Moderne Autos gehen mit modernen Handys eine Symbiose ein – dank Android Auto, Apple Carplay oder Mirrorlink. Die Apps verbinden Smartphone und Auto – und sind deutlich günstiger als im Wagen vorinstallierte Systeme. Hier lesen Sie, was mit den Apps alles möglich ist, wo sie eingesetzt werden können und wie es um den Datenschutz bestellt ist.
Fast wie beim Nightrider

Wieder einmal Stau im Feierabendverkehr. Der Fahrer drückt einen Knopf am Lenkrad, bevor er spricht: „Nachricht an Jessica – Süße, ich komme 10 Minuten später“. Das Auto fragt: „Soll die Nachricht gesendet werden?“, der Fahrer bejaht. Keine zwei Minuten später ertönt eine künstliche Computerstimme aus den Lautsprechern des Autos: „Nachricht von Jessica – Fahr bitte vorsichtig, Schatz!“. Was klingt wie ein Dialog zwischen Michael Knight und seinem Auto Kid in der 80er-Jahre-Fernsehserie Nightrider, wird Realität. Der Fahrer kann nicht nur Kurznachrichten diktieren und sich vorlesen lassen, sondern auch die Navi-App nach dem Weg aus dem Stau fragen oder seine Lieblingsmusik via Streaming abspielen. Er bedient alles per Fingerzeig auf den im Auto integrierten Bildschirm oder nutzt die Sprachassistenten Siri oder Google Now.

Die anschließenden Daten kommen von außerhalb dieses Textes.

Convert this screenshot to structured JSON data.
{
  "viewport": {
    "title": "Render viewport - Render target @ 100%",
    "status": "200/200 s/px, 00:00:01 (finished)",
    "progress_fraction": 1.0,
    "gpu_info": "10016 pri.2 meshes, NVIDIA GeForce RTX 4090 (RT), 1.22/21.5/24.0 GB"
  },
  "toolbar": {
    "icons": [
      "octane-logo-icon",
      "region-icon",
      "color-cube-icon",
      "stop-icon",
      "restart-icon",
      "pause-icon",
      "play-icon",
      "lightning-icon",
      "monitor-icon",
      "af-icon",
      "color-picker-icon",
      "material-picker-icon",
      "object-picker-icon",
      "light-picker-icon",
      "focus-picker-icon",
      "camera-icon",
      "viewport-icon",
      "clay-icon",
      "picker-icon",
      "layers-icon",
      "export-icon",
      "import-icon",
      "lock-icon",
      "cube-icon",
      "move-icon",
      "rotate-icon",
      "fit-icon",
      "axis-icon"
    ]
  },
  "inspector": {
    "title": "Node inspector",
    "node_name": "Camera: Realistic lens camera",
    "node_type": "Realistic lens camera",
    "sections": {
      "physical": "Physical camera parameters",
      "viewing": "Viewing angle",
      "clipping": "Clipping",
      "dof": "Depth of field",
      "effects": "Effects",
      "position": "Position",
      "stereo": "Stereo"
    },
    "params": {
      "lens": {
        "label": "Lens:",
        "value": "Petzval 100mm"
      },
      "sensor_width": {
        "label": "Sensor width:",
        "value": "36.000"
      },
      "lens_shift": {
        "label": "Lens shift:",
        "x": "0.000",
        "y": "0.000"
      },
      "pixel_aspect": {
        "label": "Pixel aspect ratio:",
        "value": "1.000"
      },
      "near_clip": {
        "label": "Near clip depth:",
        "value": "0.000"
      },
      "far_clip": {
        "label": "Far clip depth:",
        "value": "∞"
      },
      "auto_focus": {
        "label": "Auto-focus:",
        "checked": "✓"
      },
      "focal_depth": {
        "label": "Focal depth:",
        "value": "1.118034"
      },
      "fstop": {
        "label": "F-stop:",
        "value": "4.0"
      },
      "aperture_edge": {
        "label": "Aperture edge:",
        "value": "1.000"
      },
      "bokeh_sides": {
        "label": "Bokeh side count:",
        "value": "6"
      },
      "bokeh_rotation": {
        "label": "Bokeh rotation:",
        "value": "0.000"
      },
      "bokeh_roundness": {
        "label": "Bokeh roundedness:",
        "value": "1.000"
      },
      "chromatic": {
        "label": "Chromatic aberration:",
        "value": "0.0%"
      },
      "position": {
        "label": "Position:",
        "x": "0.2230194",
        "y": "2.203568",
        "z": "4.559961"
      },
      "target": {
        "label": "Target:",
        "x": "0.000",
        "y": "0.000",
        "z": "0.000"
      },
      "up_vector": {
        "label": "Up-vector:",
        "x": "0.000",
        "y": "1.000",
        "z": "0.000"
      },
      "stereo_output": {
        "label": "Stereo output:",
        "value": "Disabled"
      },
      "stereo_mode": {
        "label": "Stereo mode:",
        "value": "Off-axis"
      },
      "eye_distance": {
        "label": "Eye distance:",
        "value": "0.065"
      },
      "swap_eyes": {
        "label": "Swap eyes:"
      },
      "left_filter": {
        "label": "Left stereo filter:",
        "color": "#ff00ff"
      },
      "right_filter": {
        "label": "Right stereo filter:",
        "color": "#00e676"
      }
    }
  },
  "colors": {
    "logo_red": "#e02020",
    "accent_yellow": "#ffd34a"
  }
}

Apps verbinden Smartphone und Auto
Android Auto, Apple Carplay oder Mirrorlink sollen das ermöglichen. Das sind Programme, die per App oder Integration ins Handybetriebssystem das Smartphone mit dem Auto verbindet (Drei Systeme im Check). Ziel ist es, dass Fahrer auf Anwendungen ihres Smartphones zugreifen können, ohne zu stark abgelenkt zu sein. Immerhin ist es verboten, während der Fahrt am Telefon herumzutätscheln. Voraussetzungen sind ein modernes Auto mit Touchscreen, das einen oder alle dieser Standards unterstützt, sowie ein modernes Smartphone: Android Auto ab Android 5.0, Carplay ab iPhone 5, Mirrorlink – ein paar HTC-, LG-, Sony- und Samsung-Smartphones. Hinter Carplay verbirgt sich Apple, hinter Android Auto steht Google, hinter Mirrorlink ein Zusammenschluss verschiedener Mobilgeräte- und Autohersteller.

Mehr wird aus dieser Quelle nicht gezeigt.